The ex-chairman of Vinashin, Pham Thanh Binh, was arrested last week amid a probe into its losses.
In order to raise the group's capital and clear its debts, especially those relating to the state budget, the Politburo has asked the government to map out measures in accordance with Vietnamese and international laws to avoid the collapse of other corporations, groups and credit organizations.
Le Dang Doanh, a former senior economist at the Ministry of Planning and Investment, said the restructuring of Vinashin should be accompanied by a market study to find out what kind of ships the group should build now.
Doanh also said new blood has to be brought in to affect real change.
It will be a "painful" task because all the "tumors" have to be removed or the group won't get better, Doanh said, referring to inefficient subsidiaries.
In a report published this week, Bloomberg said Vietnam may accelerate plans to privatize and break up state-owned companies in the wake of Vinashin's debacle.
"Vietnam's policy is to speed up the process of equitization [as privatization is referred to in Vietnam]," said Nguyen Xuan Phuc, chairman of the Government Office. "The Vinashin case won't slow down the equitization program," he told Bloomberg on August 6.
The government has delayed plans to sell its stakes in Bank for Investment and Development, Vietnam Airlines and other state-owned companies over the last two years as global stock markets plunged during the worldwide recession.
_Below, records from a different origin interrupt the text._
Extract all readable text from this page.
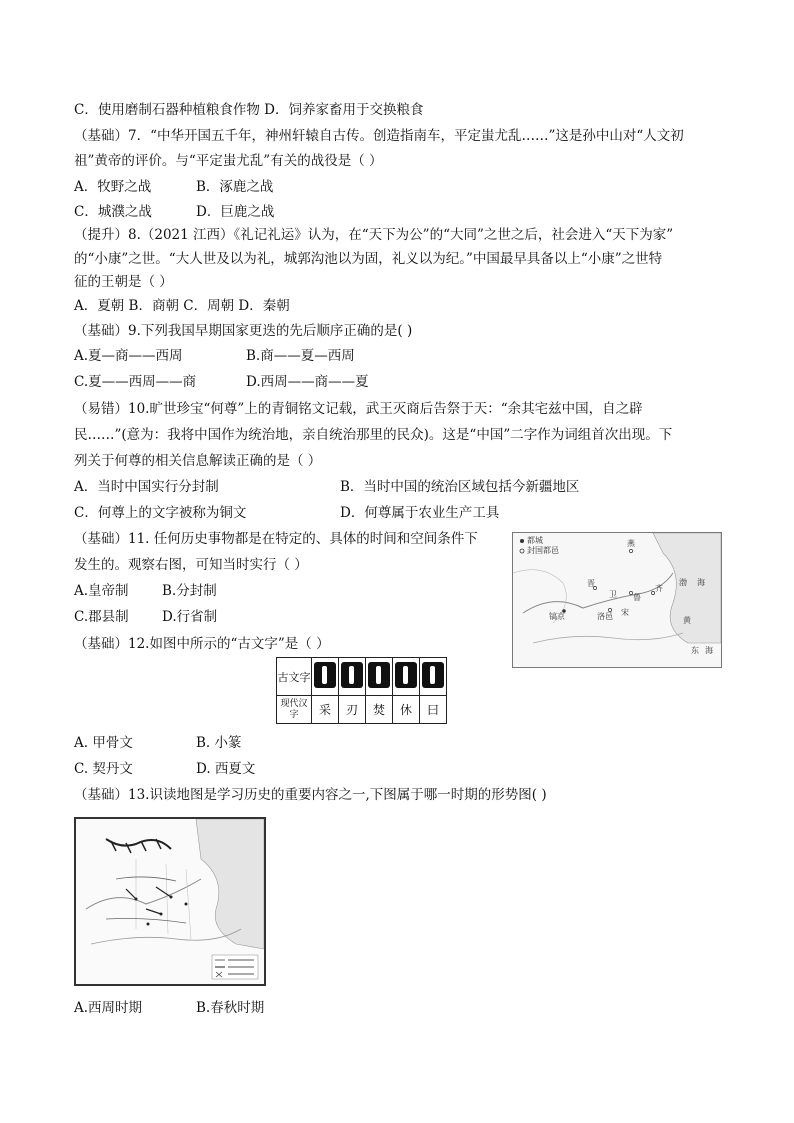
C．使用磨制石器种植粮食作物 D．饲养家畜用于交换粮食
（基础）7．“中华开国五千年，神州轩辕自古传。创造指南车，平定蚩尤乱……”这是孙中山对“人文初
祖”黄帝的评价。与“平定蚩尤乱”有关的战役是（ ）
A．牧野之战	B．涿鹿之战
C．城濮之战	D．巨鹿之战
（提升）8.（2021 江西）《礼记礼运》认为，在“天下为公”的“大同”之世之后，社会进入“天下为家”
的“小康”之世。“大人世及以为礼，城郭沟池以为固，礼义以为纪。”中国最早具备以上“小康”之世特
征的王朝是（ ）
A．夏朝 B．商朝 C．周朝 D．秦朝
（基础）9.下列我国早期国家更迭的先后顺序正确的是( )
A.夏—商——西周	B.商——夏—西周
C.夏——西周——商	D.西周——商——夏
（易错）10.旷世珍宝“何尊”上的青铜铭文记载，武王灭商后告祭于天：“余其宅兹中国，自之辟
民……”(意为：我将中国作为统治地，亲自统治那里的民众)。这是“中国”二字作为词组首次出现。下
列关于何尊的相关信息解读正确的是（ ）
A．当时中国实行分封制	B．当时中国的统治区域包括今新疆地区
C．何尊上的文字被称为铜文	D．何尊属于农业生产工具
（基础）11. 任何历史事物都是在特定的、具体的时间和空间条件下
发生的。观察右图，可知当时实行（ ）
A.皇帝制 B.分封制
C.郡县制 D.行省制
都城
封国都邑
燕
晋
卫 鲁
齐
镐京	洛邑 宋
渤 海
黄
东 海
（基础）12.如图中所示的“古文字”是（ ）
古文字					
现代汉字	采	刃	焚	休	曰
A. 甲骨文	B. 小篆
C. 契丹文	D. 西夏文
（基础）13.识读地图是学习历史的重要内容之一,下图属于哪一时期的形势图( )
A.西周时期	B.春秋时期
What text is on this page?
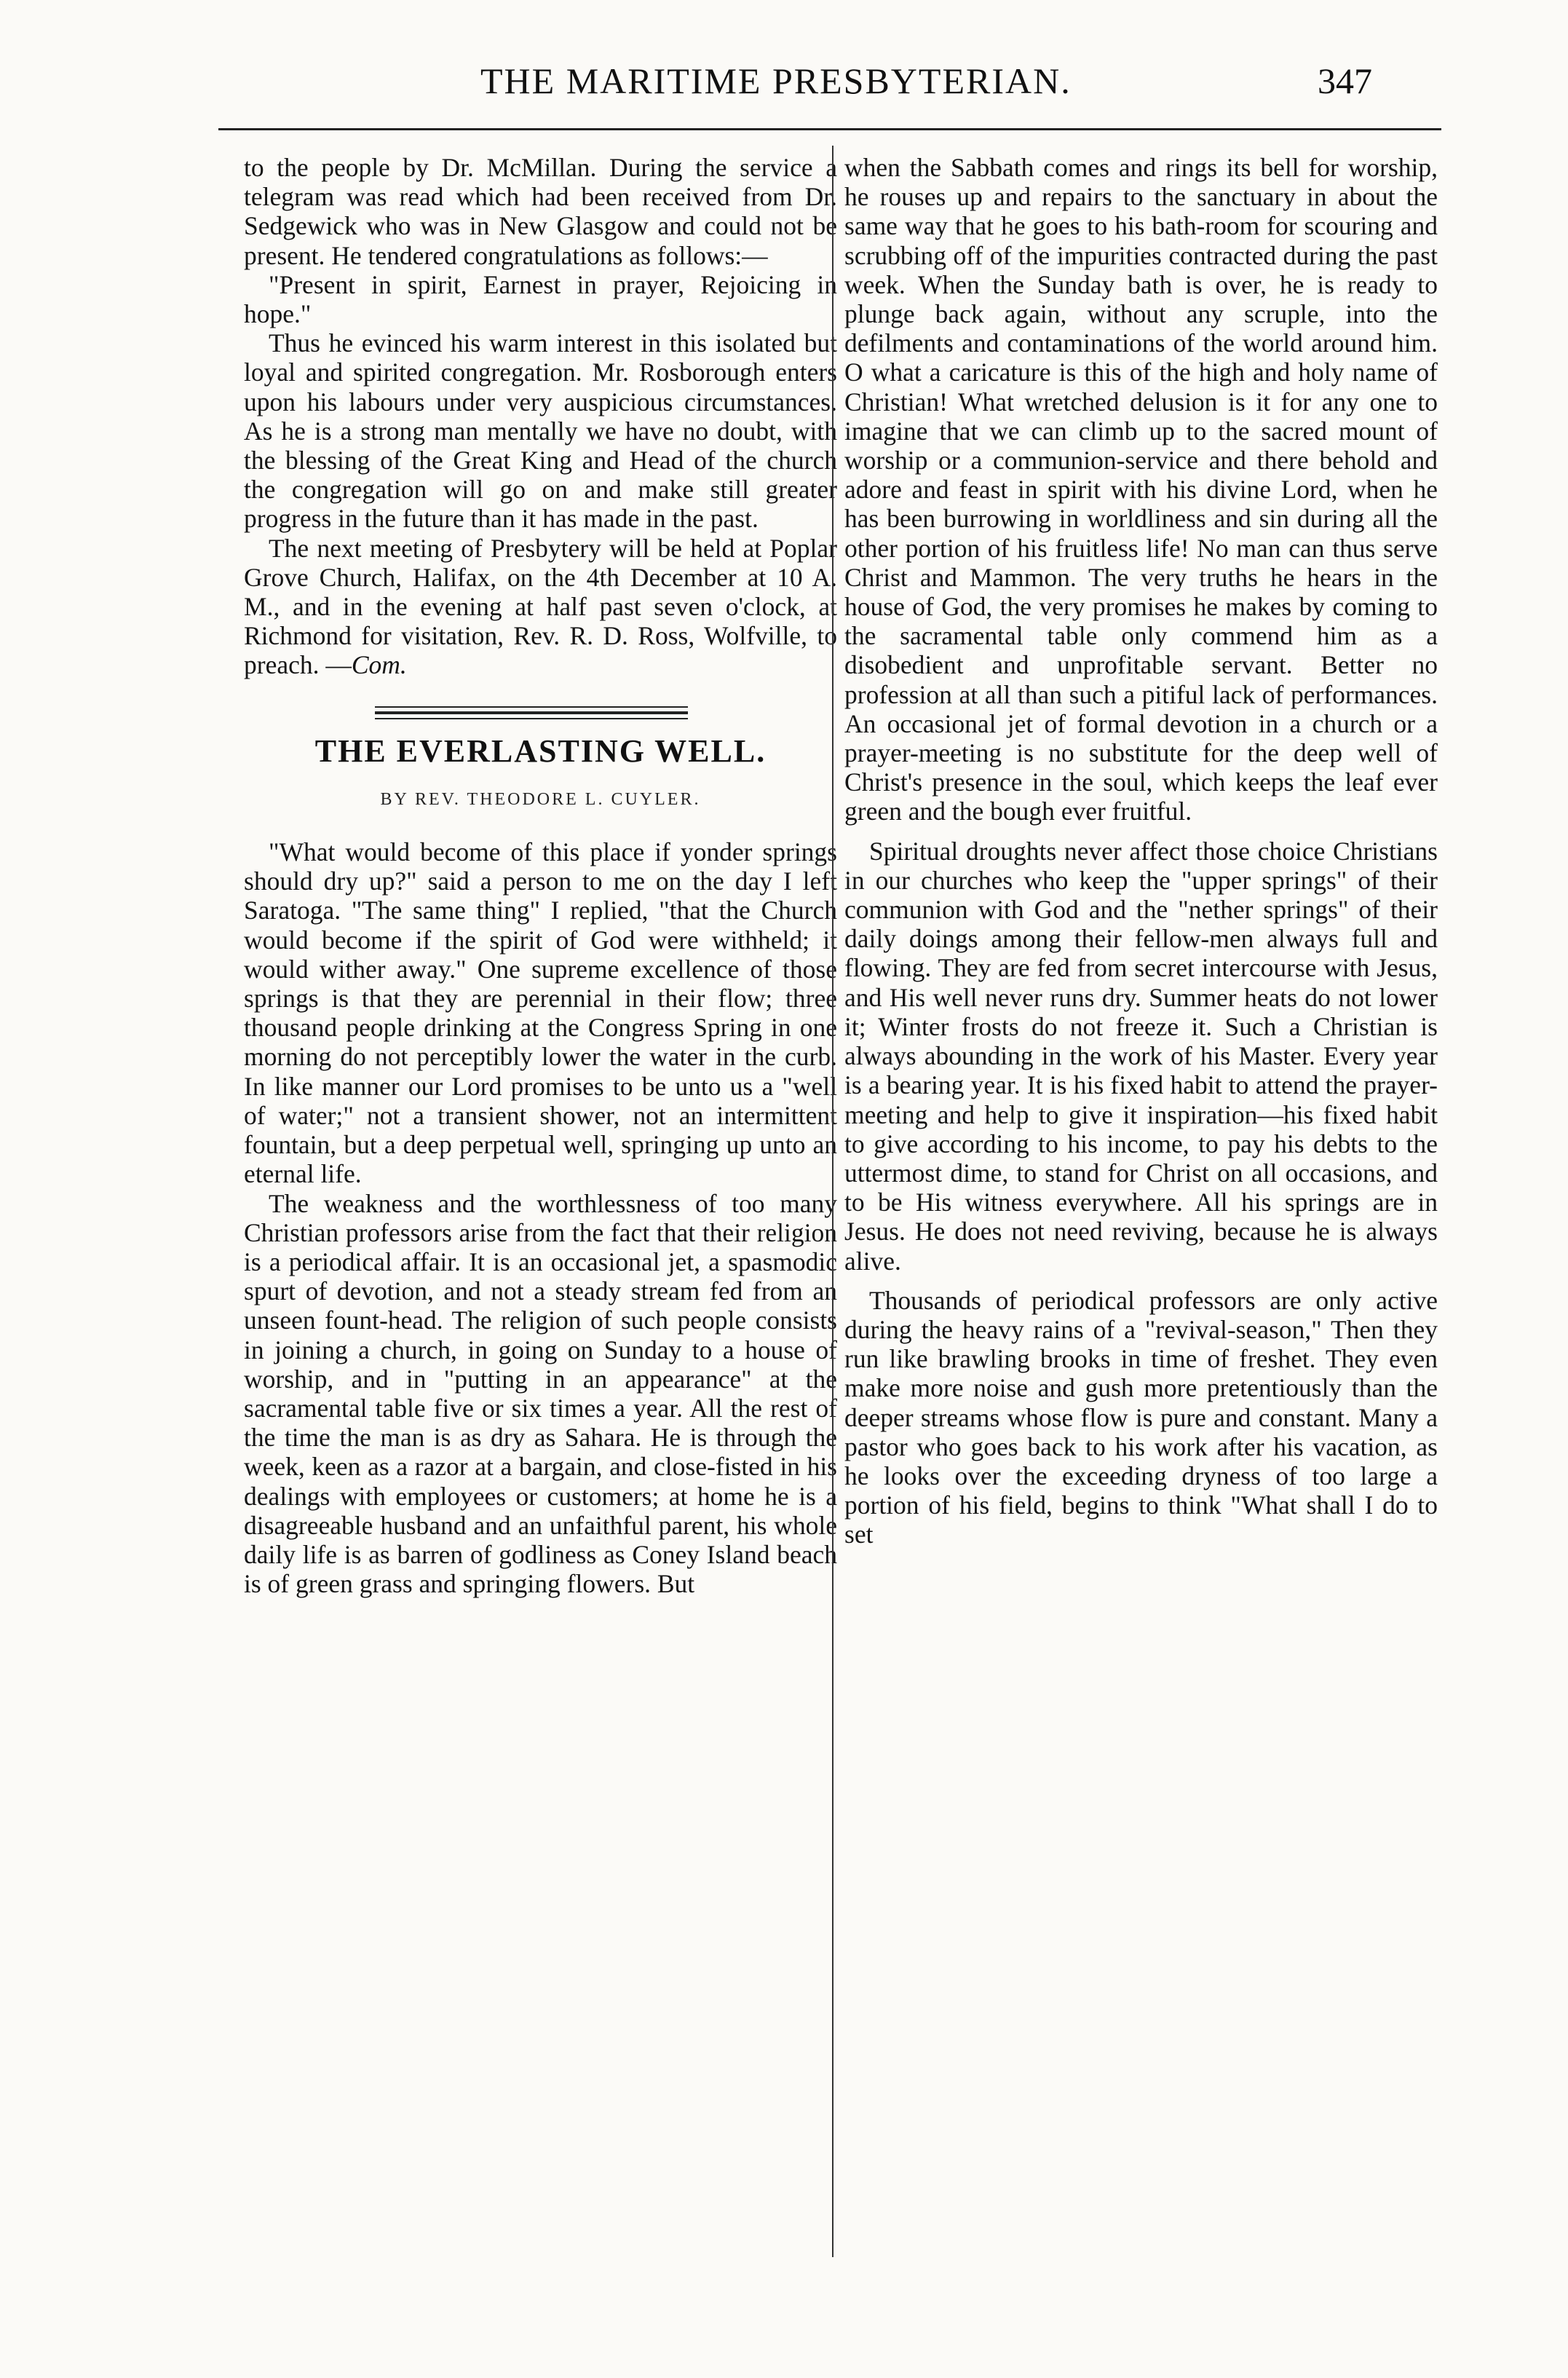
THE MARITIME PRESBYTERIAN.	347

to the people by Dr. McMillan. During the service a telegram was read which had been received from Dr. Sedgewick who was in New Glasgow and could not be present. He tendered congratulations as follows:—

"Present in spirit, Earnest in prayer, Rejoicing in hope."

Thus he evinced his warm interest in this isolated but loyal and spirited congregation. Mr. Rosborough enters upon his labours under very auspicious circumstances. As he is a strong man mentally we have no doubt, with the blessing of the Great King and Head of the church the congregation will go on and make still greater progress in the future than it has made in the past.

The next meeting of Presbytery will be held at Poplar Grove Church, Halifax, on the 4th December at 10 A. M., and in the evening at half past seven o'clock, at Richmond for visitation, Rev. R. D. Ross, Wolfville, to preach. —Com.

THE EVERLASTING WELL.
BY REV. THEODORE L. CUYLER.

"What would become of this place if yonder springs should dry up?" said a person to me on the day I left Saratoga. "The same thing" I replied, "that the Church would become if the spirit of God were withheld; it would wither away." One supreme excellence of those springs is that they are perennial in their flow; three thousand people drinking at the Congress Spring in one morning do not perceptibly lower the water in the curb. In like manner our Lord promises to be unto us a "well of water;" not a transient shower, not an intermittent fountain, but a deep perpetual well, springing up unto an eternal life.

The weakness and the worthlessness of too many Christian professors arise from the fact that their religion is a periodical affair. It is an occasional jet, a spasmodic spurt of devotion, and not a steady stream fed from an unseen fount-head. The religion of such people consists in joining a church, in going on Sunday to a house of worship, and in "putting in an appearance" at the sacramental table five or six times a year. All the rest of the time the man is as dry as Sahara. He is through the week, keen as a razor at a bargain, and close-fisted in his dealings with employees or customers; at home he is a disagreeable husband and an unfaithful parent, his whole daily life is as barren of godliness as Coney Island beach is of green grass and springing flowers. But

when the Sabbath comes and rings its bell for worship, he rouses up and repairs to the sanctuary in about the same way that he goes to his bath-room for scouring and scrubbing off of the impurities contracted during the past week. When the Sunday bath is over, he is ready to plunge back again, without any scruple, into the defilments and contaminations of the world around him. O what a caricature is this of the high and holy name of Christian! What wretched delusion is it for any one to imagine that we can climb up to the sacred mount of worship or a communion-service and there behold and adore and feast in spirit with his divine Lord, when he has been burrowing in worldliness and sin during all the other portion of his fruitless life! No man can thus serve Christ and Mammon. The very truths he hears in the house of God, the very promises he makes by coming to the sacramental table only commend him as a disobedient and unprofitable servant. Better no profession at all than such a pitiful lack of performances. An occasional jet of formal devotion in a church or a prayer-meeting is no substitute for the deep well of Christ's presence in the soul, which keeps the leaf ever green and the bough ever fruitful.

Spiritual droughts never affect those choice Christians in our churches who keep the "upper springs" of their communion with God and the "nether springs" of their daily doings among their fellow-men always full and flowing. They are fed from secret intercourse with Jesus, and His well never runs dry. Summer heats do not lower it; Winter frosts do not freeze it. Such a Christian is always abounding in the work of his Master. Every year is a bearing year. It is his fixed habit to attend the prayer-meeting and help to give it inspiration—his fixed habit to give according to his income, to pay his debts to the uttermost dime, to stand for Christ on all occasions, and to be His witness everywhere. All his springs are in Jesus. He does not need reviving, because he is always alive.

Thousands of periodical professors are only active during the heavy rains of a "revival-season," Then they run like brawling brooks in time of freshet. They even make more noise and gush more pretentiously than the deeper streams whose flow is pure and constant. Many a pastor who goes back to his work after his vacation, as he looks over the exceeding dryness of too large a portion of his field, begins to think "What shall I do to set
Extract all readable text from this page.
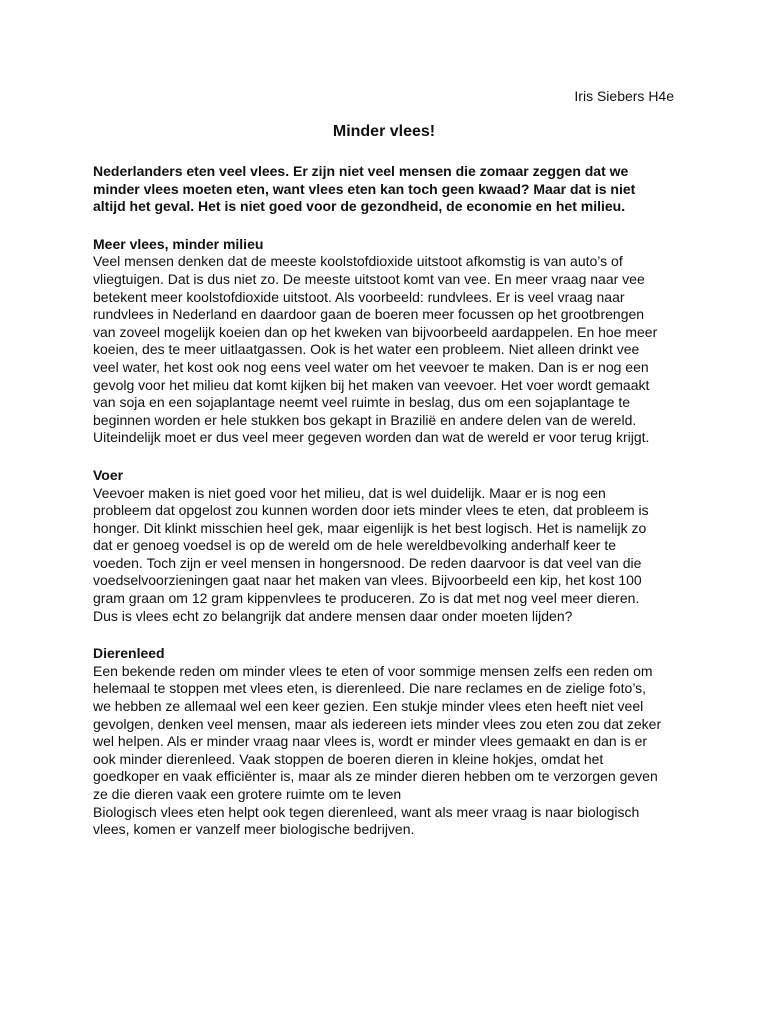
Iris Siebers H4e
Minder vlees!
Nederlanders eten veel vlees. Er zijn niet veel mensen die zomaar zeggen dat we
minder vlees moeten eten, want vlees eten kan toch geen kwaad? Maar dat is niet
altijd het geval. Het is niet goed voor de gezondheid, de economie en het milieu.
Meer vlees, minder milieu
Veel mensen denken dat de meeste koolstofdioxide uitstoot afkomstig is van auto’s of
vliegtuigen. Dat is dus niet zo. De meeste uitstoot komt van vee. En meer vraag naar vee
betekent meer koolstofdioxide uitstoot. Als voorbeeld: rundvlees. Er is veel vraag naar
rundvlees in Nederland en daardoor gaan de boeren meer focussen op het grootbrengen
van zoveel mogelijk koeien dan op het kweken van bijvoorbeeld aardappelen. En hoe meer
koeien, des te meer uitlaatgassen. Ook is het water een probleem. Niet alleen drinkt vee
veel water, het kost ook nog eens veel water om het veevoer te maken. Dan is er nog een
gevolg voor het milieu dat komt kijken bij het maken van veevoer. Het voer wordt gemaakt
van soja en een sojaplantage neemt veel ruimte in beslag, dus om een sojaplantage te
beginnen worden er hele stukken bos gekapt in Brazilië en andere delen van de wereld.
Uiteindelijk moet er dus veel meer gegeven worden dan wat de wereld er voor terug krijgt.
Voer
Veevoer maken is niet goed voor het milieu, dat is wel duidelijk. Maar er is nog een
probleem dat opgelost zou kunnen worden door iets minder vlees te eten, dat probleem is
honger. Dit klinkt misschien heel gek, maar eigenlijk is het best logisch. Het is namelijk zo
dat er genoeg voedsel is op de wereld om de hele wereldbevolking anderhalf keer te
voeden. Toch zijn er veel mensen in hongersnood. De reden daarvoor is dat veel van die
voedselvoorzieningen gaat naar het maken van vlees. Bijvoorbeeld een kip, het kost 100
gram graan om 12 gram kippenvlees te produceren. Zo is dat met nog veel meer dieren.
Dus is vlees echt zo belangrijk dat andere mensen daar onder moeten lijden?
Dierenleed
Een bekende reden om minder vlees te eten of voor sommige mensen zelfs een reden om
helemaal te stoppen met vlees eten, is dierenleed. Die nare reclames en de zielige foto’s,
we hebben ze allemaal wel een keer gezien. Een stukje minder vlees eten heeft niet veel
gevolgen, denken veel mensen, maar als iedereen iets minder vlees zou eten zou dat zeker
wel helpen. Als er minder vraag naar vlees is, wordt er minder vlees gemaakt en dan is er
ook minder dierenleed. Vaak stoppen de boeren dieren in kleine hokjes, omdat het
goedkoper en vaak efficiënter is, maar als ze minder dieren hebben om te verzorgen geven
ze die dieren vaak een grotere ruimte om te leven
Biologisch vlees eten helpt ook tegen dierenleed, want als meer vraag is naar biologisch
vlees, komen er vanzelf meer biologische bedrijven.
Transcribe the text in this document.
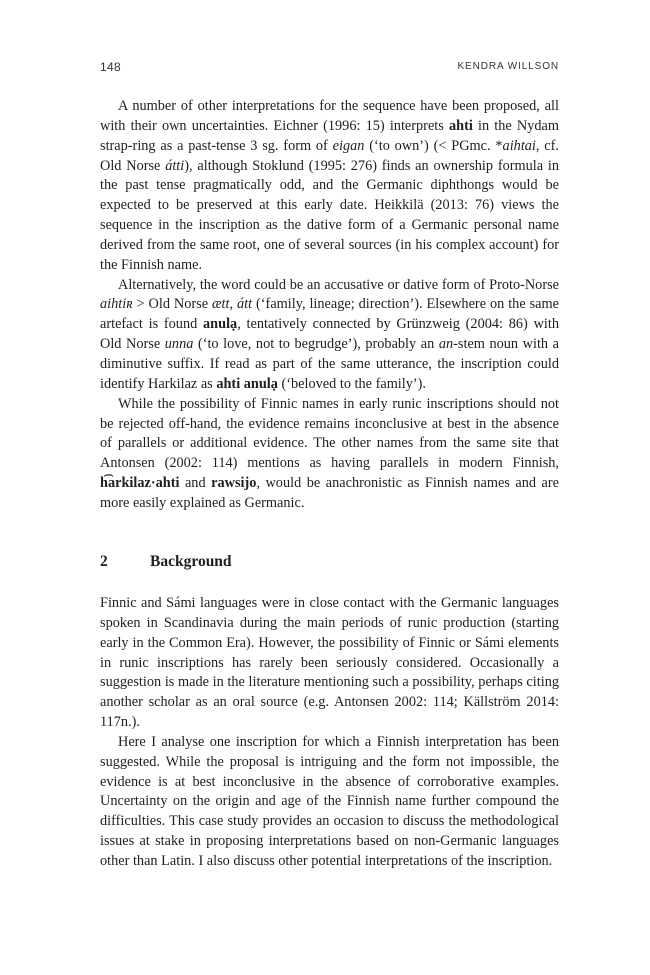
148	KENDRA WILLSON

A number of other interpretations for the sequence have been proposed, all with their own uncertainties. Eichner (1996: 15) interprets ahti in the Nydam strap-ring as a past-tense 3 sg. form of eigan (‘to own’) (< PGmc. *aihtai, cf. Old Norse átti), although Stoklund (1995: 276) finds an ownership formula in the past tense pragmatically odd, and the Germanic diphthongs would be expected to be preserved at this early date. Heikkilä (2013: 76) views the sequence in the inscription as the dative form of a Germanic personal name derived from the same root, one of several sources (in his complex account) for the Finnish name.

Alternatively, the word could be an accusative or dative form of Proto-Norse aihtiʀ > Old Norse ætt, átt (‘family, lineage; direction’). Elsewhere on the same artefact is found anulạ, tentatively connected by Grünzweig (2004: 86) with Old Norse unna (‘to love, not to begrudge’), probably an an-stem noun with a diminutive suffix. If read as part of the same utterance, the inscription could identify Harkilaz as ahti anulạ (‘beloved to the family’).

While the possibility of Finnic names in early runic inscriptions should not be rejected off-hand, the evidence remains inconclusive at best in the absence of parallels or additional evidence. The other names from the same site that Antonsen (2002: 114) mentions as having parallels in modern Finnish, h͡arkilaz·ahti and rawsijo, would be anachronistic as Finnish names and are more easily explained as Germanic.

2	Background

Finnic and Sámi languages were in close contact with the Germanic languages spoken in Scandinavia during the main periods of runic production (starting early in the Common Era). However, the possibility of Finnic or Sámi elements in runic inscriptions has rarely been seriously considered. Occasionally a suggestion is made in the literature mentioning such a possibility, perhaps citing another scholar as an oral source (e.g. Antonsen 2002: 114; Källström 2014: 117n.).

Here I analyse one inscription for which a Finnish interpretation has been suggested. While the proposal is intriguing and the form not impossible, the evidence is at best inconclusive in the absence of corroborative examples. Uncertainty on the origin and age of the Finnish name further compound the difficulties. This case study provides an occasion to discuss the methodological issues at stake in proposing interpretations based on non-Germanic languages other than Latin. I also discuss other potential interpretations of the inscription.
Hastening the privatization push may boost management standards at local companies, the report said.
The government will likely save the shipbuilder as it employs skilled workers and generates export earnings, said Lawrence Wolfe, director of business development at DongA Securities Co. in Ho Chi Minh City.
"It's a company and a group that the government would like to save," he said in the report. "It would also be an example of the need for equitization."